5-2-1
手紙を受け取って、中を読んでから一週間が経過した。
これを放置するつもりは一切なかったのだが、なぜか、行動する気にはなれなかったのだ。
1人で寛ぐには広すぎるリビングの真ん中で、もう一度手紙を見つめる。
一体、彼は何を伝えたいのだろうか。
それを見れば、論文を読めば、彼が考えていたことが少しでも理解できるのだろうか、近づくことが出来るのだろうか。
気付けば、動いていた。
施錠されていない部屋は、思っていたよりも簡単に開いた。
吸い込まれる様にして中へと入る。
数年間、誰も入らず閉ざされ、待っても帰って来ることのない主の為だけに存在していた空間。
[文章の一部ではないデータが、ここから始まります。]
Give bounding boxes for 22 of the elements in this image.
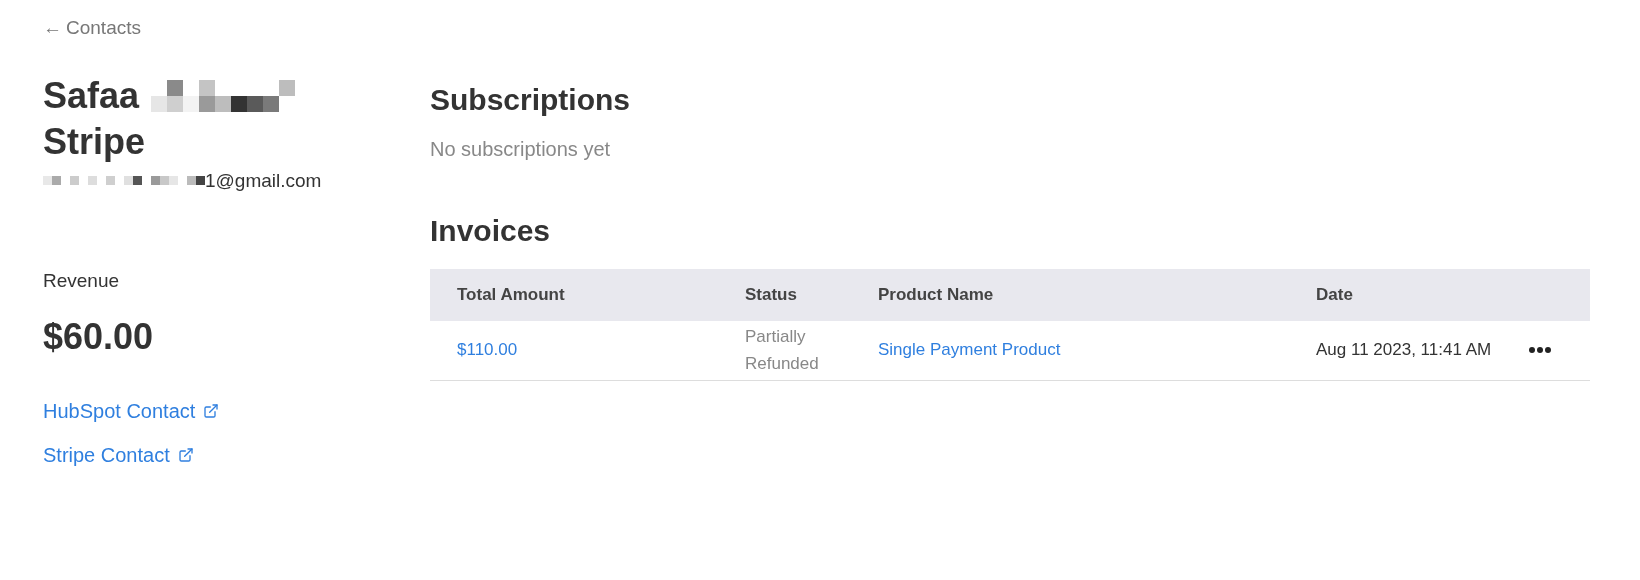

その床には埃が厚かましく鎮座し、カーテンは無言にも色褪せようとしていた。
後で掃除することに決め、瑠維は目的を果たすべく動く。
嫌でも目につく、部屋の奥で存在感を放っている本棚。
その背の高い本棚の右端。
分厚い本が並ぶ中、そこには、黄色くなった紙の束が。
壊れ物を扱うかのようにそっと手に取り、中を見る。
彼の論文は途中で止まっていた。
このご時世に、何らかの意図で手で書かれた論文。
中身は全て英語で書かれており、知らない単語が多い為だけに今の瑠維では全文を解読することができない。
そんな彼女でも、唯一解った、惹かれた単語が一つ。
“gene”
その日本語訳は、“遺伝子”。
彼は以前、瑠維に一度だけ言葉短く言った。研究しているのは‘不死について’と。
この単語がどのように彼のあの発言とリンクしているのか。
そもそも、彼の言う‘不死’が世間一般の知られている意味と一致しているのか。
今の瑠維に知る術は無い。
『言ってくれなきゃ、教えてくれなきゃ・・・わかんないよ』
泣いても、背をさすってくれる彼はもう居ない。
居なくなって、もう、5年も経つのに。